Regular check-ups can help you catch a potential issue before it becomes a problem. Which types of check-ups might you need? It depends on several factors, such as your gender, age, health, and family history. Some examples may include an annual exam, mammogram, colonoscopy, or prostate exam.

Talk to your physician to determine which exams you may need and how frequently. Then make sure to keep copies of all of your health records in your personal files at home. Before each visit, review your history and bring a copy of the file with you, in case any questions arise.
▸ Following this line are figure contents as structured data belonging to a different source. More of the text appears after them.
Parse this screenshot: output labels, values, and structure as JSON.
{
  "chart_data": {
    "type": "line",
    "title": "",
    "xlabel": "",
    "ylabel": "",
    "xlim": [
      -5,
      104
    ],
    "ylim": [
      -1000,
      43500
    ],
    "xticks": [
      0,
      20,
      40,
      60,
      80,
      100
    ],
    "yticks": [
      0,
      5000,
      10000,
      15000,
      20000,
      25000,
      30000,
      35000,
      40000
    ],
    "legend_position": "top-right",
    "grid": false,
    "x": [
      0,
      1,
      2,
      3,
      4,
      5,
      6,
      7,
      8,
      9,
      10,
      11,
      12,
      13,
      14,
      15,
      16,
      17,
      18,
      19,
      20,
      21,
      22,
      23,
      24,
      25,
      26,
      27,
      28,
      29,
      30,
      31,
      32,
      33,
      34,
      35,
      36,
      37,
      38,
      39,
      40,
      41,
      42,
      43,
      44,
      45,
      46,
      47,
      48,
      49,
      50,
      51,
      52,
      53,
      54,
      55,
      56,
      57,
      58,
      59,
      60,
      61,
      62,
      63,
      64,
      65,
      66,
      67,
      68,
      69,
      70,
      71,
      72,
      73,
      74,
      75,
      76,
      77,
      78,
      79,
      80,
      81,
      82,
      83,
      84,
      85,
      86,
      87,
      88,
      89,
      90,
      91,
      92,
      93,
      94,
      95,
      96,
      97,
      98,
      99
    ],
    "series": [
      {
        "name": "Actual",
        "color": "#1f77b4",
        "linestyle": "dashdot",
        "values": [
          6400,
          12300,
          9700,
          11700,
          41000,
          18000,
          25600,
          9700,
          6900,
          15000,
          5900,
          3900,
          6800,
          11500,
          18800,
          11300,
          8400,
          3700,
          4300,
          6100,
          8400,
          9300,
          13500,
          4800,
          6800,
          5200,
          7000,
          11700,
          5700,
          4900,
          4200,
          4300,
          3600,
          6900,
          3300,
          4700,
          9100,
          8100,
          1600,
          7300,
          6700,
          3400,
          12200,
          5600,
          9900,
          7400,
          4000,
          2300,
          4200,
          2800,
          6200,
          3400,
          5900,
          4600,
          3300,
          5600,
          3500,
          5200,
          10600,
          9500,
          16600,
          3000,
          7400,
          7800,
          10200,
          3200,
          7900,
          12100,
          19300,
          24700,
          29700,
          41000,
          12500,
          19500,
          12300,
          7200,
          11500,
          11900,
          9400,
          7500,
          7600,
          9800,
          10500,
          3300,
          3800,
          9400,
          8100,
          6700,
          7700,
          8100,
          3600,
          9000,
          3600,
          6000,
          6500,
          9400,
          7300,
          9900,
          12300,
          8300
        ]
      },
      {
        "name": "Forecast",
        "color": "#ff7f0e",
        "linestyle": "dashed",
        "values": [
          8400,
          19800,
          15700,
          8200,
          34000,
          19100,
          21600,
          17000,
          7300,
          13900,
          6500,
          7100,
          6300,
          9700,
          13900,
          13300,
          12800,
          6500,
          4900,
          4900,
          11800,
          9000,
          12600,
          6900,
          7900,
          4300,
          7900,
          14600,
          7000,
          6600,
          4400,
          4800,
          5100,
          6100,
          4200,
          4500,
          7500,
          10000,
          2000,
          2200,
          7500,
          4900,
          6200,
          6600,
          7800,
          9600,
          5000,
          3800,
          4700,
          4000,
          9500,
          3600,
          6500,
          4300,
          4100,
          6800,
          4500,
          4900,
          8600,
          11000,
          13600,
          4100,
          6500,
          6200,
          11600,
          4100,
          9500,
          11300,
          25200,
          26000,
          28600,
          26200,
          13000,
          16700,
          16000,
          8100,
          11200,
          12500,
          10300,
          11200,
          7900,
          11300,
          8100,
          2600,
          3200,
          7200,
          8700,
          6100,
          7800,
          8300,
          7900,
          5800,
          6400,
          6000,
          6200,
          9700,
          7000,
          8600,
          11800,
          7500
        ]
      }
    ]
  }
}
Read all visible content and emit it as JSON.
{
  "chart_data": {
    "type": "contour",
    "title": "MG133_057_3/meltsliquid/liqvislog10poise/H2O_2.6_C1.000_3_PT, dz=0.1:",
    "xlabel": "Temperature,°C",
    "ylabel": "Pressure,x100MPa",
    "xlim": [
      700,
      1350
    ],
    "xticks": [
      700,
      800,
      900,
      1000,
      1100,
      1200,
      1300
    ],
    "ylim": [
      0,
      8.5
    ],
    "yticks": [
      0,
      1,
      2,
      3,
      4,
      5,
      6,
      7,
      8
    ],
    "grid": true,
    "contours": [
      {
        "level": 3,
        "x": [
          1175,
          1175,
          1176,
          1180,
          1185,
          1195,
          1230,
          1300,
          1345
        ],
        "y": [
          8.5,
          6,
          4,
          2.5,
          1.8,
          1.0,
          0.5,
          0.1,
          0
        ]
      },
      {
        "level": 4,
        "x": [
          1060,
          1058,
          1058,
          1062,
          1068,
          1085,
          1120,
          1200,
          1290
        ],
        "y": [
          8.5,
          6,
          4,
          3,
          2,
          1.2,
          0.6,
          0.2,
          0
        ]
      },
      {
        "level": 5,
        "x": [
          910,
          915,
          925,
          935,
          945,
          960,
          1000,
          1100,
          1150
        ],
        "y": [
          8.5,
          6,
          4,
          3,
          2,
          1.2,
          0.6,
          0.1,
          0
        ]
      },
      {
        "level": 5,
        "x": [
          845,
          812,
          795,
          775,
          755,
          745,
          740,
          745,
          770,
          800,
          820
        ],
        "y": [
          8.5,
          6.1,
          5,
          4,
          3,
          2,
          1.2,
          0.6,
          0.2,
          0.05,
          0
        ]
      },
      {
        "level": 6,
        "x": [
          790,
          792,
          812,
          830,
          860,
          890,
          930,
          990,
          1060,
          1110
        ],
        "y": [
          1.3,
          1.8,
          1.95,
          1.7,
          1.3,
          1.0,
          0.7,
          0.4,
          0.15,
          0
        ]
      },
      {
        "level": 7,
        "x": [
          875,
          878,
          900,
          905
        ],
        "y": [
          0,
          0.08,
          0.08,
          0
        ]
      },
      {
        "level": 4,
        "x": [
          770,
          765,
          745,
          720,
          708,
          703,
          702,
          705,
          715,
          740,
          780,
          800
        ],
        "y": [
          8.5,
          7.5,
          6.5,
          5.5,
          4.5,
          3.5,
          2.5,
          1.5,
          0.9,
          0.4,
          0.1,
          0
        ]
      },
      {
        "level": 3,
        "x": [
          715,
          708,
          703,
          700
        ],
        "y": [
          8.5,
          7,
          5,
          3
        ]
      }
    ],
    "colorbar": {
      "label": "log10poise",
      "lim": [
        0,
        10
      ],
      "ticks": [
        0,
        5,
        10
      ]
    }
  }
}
The Centers for Disease Control and Prevention also has a great checklist of things to do before your next check-up.

3. Know your numbers.

A health screening, also known as a “biometric screening,” can provide you with key insights into your health status.

Some of the metrics that might be measured include:

  • Cholesterol
  • Blood pressure
  • Heart rate
  • Blood glucose levels
  • Body composition

At ADURO, we work directly with organizations to host onsite health screenings. Individuals can then take their information and share it with a physician, use it as inspiration to make important lifestyle changes, or celebrate the fact that they’re on the right track.

4. Don’t be afraid to ask your physician questions.

Physicians want you to ask questions. Really, they do. In a Consumer Reports study of 660 primary care physicians, most said that it is “somewhat” or “very” helpful for patients to ask them questions or to periodically question their recommendations. Only 4 percent found that strategy to be unhelpful.

However, as we all know, time with the physician is limited. The most common amount of time physicians spend with patients is just 13-24 minutes, according to Medscape’s 2017 Physician Compensation Report. To make the most of that time, plan ahead. Write your questions out in advance, and bring a notebook with you. Write down the date, time, physician’s name, doctor’s office, and any notes about their recommendations.

It’s the best way to ensure that you don’t miss anything important. Additionally, it can strengthen the physician-patient relationship, demonstrating that you’re keeping an open mind and have an interest in what they have to say.

5. Adopt healthy habits.

The best medicine you’ll ever receive doesn’t require a prescription. You can’t buy it over the counter. It doesn’t cost a thing, but it does take a little effort. It’s a healthy lifestyle.

Each morning, when we wake up, we have the power of choice. Sometimes those choices may seem small, such as swapping soda for water or going for a walk during your lunch break. Over time, those small choices become habits, which eventually become engrained in our lifestyle. It is these lifestyle choices which determine both the quality and the longevity of our lives.

Practice healthy living by eating right and exercising regularly. It can help to protect you from common chronic conditions, such as heart disease, hypertension (high blood pressure), or type 2 diabetes.

What does a healthy diet and exercise routine look like? Generally speaking, strive to fill your grocery cart with foods that are wholesome and as close to nature as possible. In regard to exercise, the Department of Health and Human Services recommends at least 150 minutes of moderate aerobic activity or 75 minutes of vigorous aerobic activity per week. It’s also important to get a good night’s sleep and drink water throughout the day.

By becoming your own health advocate, you’ll have a greater sense of control and confidence in the decisions you and your physician make together.